If we view schemes as locally ringed spaces then there we could define a morphism to be surjective if it the underlying morphism of topological spaces is surjective. I believe this is the same as saying that for a morphism $f: X \to Y$ and every $k$-point $Spec k \to Y$ (with k a field) there exists a field extension $Spec l \to Spec k$ and an $l$-point of $X$ $Spec l \to X$ such that $Spec l \to X \to Y = Spec l \to Spec k \to Y$. (I believe one can equivalently work with geometric points, i.e. only with algebraically closed fields) So let's take the latter as a definition of surjective, as it is more natural if we work functorially (and also because it makes sense for arbitrary presheaves on Aff, the category of affine schemes)

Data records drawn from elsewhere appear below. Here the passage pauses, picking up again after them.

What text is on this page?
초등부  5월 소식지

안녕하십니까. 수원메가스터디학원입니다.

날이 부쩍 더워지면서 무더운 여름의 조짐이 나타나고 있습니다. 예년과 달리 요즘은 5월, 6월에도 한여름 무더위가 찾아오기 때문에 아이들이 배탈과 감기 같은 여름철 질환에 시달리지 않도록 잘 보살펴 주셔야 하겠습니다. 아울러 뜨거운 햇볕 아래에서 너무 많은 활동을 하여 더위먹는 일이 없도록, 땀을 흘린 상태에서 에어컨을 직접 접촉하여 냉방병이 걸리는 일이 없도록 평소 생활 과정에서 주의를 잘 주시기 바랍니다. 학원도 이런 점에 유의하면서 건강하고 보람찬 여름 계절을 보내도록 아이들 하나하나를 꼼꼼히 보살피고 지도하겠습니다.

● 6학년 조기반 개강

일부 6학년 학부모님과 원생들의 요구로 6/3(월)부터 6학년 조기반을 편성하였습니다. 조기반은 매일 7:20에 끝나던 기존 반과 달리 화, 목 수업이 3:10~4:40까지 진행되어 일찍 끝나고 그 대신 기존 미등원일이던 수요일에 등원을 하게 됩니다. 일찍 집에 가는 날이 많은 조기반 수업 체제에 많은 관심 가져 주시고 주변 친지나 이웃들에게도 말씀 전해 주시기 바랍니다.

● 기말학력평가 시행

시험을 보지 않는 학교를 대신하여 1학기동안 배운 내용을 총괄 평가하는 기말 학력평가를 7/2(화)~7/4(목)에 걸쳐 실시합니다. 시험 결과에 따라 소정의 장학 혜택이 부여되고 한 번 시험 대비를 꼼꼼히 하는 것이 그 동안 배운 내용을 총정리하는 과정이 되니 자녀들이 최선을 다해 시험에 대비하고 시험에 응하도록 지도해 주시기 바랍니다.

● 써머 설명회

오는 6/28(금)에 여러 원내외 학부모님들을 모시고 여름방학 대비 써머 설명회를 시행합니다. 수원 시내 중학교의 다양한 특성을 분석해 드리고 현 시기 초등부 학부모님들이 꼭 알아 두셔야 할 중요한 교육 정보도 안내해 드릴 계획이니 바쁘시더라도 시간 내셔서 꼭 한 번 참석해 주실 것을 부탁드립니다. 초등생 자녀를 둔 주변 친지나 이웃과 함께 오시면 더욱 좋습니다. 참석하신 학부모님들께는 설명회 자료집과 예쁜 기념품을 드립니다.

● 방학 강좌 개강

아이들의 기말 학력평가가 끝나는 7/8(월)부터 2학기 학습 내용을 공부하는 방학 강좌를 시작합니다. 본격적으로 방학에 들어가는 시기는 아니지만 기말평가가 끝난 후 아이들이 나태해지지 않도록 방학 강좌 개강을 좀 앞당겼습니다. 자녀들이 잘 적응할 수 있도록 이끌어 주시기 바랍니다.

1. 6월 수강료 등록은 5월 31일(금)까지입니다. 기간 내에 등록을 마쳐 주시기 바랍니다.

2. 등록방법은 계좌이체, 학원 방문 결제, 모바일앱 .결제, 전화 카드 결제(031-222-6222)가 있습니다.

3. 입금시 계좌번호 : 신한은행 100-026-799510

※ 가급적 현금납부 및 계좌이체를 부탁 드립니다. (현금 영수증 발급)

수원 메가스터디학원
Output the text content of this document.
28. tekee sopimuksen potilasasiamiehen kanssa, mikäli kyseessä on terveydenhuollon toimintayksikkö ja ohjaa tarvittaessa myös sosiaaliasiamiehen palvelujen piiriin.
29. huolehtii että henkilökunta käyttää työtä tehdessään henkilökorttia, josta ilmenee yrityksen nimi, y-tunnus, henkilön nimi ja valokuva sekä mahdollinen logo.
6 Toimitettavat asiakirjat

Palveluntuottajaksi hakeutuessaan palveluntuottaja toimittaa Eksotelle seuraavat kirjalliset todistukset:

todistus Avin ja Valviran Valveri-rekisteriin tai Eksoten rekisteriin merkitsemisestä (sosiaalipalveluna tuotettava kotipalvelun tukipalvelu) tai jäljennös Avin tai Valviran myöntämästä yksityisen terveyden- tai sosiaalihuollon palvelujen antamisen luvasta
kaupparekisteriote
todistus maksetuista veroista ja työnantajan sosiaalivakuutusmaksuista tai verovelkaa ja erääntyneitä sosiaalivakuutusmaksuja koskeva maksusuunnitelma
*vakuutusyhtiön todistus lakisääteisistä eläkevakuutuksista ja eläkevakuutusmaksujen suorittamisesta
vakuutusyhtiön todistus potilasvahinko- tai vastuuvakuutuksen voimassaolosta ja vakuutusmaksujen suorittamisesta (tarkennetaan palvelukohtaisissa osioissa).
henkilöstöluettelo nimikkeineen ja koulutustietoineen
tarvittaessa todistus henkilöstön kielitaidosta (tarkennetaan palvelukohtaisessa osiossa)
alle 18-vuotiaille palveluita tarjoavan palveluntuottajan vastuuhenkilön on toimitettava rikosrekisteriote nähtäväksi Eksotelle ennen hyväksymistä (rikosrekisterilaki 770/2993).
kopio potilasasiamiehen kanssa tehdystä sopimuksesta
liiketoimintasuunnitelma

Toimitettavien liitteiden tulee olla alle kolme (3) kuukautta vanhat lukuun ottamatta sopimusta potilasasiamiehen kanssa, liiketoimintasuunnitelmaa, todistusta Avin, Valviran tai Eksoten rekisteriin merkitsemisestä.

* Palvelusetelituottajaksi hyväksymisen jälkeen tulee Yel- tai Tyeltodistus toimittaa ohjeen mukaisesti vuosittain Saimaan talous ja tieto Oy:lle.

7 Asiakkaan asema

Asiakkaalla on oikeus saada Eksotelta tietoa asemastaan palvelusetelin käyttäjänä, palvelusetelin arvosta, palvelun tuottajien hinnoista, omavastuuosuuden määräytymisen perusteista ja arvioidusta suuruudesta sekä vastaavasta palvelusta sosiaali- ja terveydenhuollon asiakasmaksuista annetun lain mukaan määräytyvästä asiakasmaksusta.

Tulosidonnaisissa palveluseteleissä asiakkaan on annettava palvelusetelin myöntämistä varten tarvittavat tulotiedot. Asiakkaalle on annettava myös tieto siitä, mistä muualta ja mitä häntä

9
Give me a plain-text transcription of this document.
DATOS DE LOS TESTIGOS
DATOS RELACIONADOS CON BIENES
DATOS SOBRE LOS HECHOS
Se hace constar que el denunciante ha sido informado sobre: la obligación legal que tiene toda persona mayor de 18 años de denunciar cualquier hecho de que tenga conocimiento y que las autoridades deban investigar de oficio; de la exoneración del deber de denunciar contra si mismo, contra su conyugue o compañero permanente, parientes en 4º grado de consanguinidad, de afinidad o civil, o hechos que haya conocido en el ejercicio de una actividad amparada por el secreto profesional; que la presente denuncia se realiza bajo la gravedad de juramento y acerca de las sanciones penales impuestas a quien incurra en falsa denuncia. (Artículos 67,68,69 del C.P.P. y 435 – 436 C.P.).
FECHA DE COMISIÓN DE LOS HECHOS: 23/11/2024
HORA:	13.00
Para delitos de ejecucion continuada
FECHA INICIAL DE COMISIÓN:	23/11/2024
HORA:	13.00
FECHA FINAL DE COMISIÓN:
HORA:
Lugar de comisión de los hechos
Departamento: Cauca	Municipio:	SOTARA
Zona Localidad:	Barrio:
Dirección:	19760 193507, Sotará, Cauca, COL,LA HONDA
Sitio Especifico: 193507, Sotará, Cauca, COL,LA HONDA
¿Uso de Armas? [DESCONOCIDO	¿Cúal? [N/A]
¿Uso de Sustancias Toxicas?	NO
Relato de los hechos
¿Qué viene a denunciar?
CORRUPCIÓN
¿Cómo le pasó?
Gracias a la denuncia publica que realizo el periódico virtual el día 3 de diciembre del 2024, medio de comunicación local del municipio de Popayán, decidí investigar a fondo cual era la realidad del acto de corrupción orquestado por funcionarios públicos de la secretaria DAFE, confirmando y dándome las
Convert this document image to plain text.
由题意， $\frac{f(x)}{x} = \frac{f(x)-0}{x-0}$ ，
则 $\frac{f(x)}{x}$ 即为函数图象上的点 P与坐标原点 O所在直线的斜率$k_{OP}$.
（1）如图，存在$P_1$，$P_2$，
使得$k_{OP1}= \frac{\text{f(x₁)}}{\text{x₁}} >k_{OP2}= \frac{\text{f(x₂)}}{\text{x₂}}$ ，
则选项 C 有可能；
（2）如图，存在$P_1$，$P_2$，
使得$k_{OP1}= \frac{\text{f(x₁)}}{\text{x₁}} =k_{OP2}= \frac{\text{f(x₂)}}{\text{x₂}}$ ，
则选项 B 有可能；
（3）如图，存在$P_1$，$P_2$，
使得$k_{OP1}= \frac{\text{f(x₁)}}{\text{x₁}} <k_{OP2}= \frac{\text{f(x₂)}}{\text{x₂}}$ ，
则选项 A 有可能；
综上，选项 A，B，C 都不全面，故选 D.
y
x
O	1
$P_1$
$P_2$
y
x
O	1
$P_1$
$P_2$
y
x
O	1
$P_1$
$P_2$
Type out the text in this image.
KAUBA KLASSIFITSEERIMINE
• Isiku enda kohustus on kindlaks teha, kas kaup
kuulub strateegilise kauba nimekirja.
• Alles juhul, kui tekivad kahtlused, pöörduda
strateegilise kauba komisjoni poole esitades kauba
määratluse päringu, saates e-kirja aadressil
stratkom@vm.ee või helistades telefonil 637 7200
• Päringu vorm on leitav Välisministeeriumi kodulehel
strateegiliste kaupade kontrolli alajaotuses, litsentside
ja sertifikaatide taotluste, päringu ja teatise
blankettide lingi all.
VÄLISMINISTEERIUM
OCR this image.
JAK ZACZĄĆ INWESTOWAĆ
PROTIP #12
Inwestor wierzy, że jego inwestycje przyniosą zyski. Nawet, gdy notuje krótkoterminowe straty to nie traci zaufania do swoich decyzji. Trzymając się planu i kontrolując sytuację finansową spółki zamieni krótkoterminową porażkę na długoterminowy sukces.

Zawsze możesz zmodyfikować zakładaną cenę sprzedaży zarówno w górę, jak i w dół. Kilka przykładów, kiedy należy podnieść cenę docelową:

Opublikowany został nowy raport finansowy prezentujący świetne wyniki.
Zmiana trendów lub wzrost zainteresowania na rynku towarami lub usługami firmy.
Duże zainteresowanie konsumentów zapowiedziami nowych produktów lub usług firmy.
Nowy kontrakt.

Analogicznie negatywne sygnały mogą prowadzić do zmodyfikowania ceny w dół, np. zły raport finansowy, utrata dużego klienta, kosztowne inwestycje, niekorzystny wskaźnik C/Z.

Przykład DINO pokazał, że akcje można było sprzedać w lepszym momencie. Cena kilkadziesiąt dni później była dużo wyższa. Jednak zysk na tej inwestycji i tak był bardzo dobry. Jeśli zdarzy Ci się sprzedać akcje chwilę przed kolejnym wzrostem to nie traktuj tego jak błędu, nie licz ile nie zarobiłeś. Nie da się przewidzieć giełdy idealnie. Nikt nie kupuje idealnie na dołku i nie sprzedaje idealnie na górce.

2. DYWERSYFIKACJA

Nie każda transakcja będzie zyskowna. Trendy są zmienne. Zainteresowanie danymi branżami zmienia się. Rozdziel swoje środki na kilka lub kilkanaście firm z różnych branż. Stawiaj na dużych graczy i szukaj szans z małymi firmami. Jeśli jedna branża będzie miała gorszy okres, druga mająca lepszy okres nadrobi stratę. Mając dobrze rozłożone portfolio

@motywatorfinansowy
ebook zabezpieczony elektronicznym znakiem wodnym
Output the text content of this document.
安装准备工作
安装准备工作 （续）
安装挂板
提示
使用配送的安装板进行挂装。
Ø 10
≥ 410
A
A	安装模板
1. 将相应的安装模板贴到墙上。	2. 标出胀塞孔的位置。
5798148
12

Now, Toen uses the etale topology on affine schemes and defines schemes (and more general beasts) as particular sheaves on the etale site. His notion of surjectivity is being an epimorphism of sheaves.

My question is: do these notions coincide? What happens if we take a different topology (like fpqc)?

To be honest, the case I care about the most is when defining atlases, i.e. for $\coprod U_i \to X$, with $U_i$ affine schemes and $U_i \to \coprod_i U_i \to X$ an open immersion (or etale, or smooth, or more generally flat I guess). Nevertheless I would like to understand how much epis of sheaves capture the notion of being surjective for arbitrary morphisms.

EDIT: The most concrete description I know for an epi of sheaves $X \to Y$ is that given any affine $T \to Y$ there exists a covering (etale, or of the chosen topology) $T_i \to T$ such that there exist maps $T_i \to X$ such that $T_i \to T \to Y = T_i \to X \to Y$.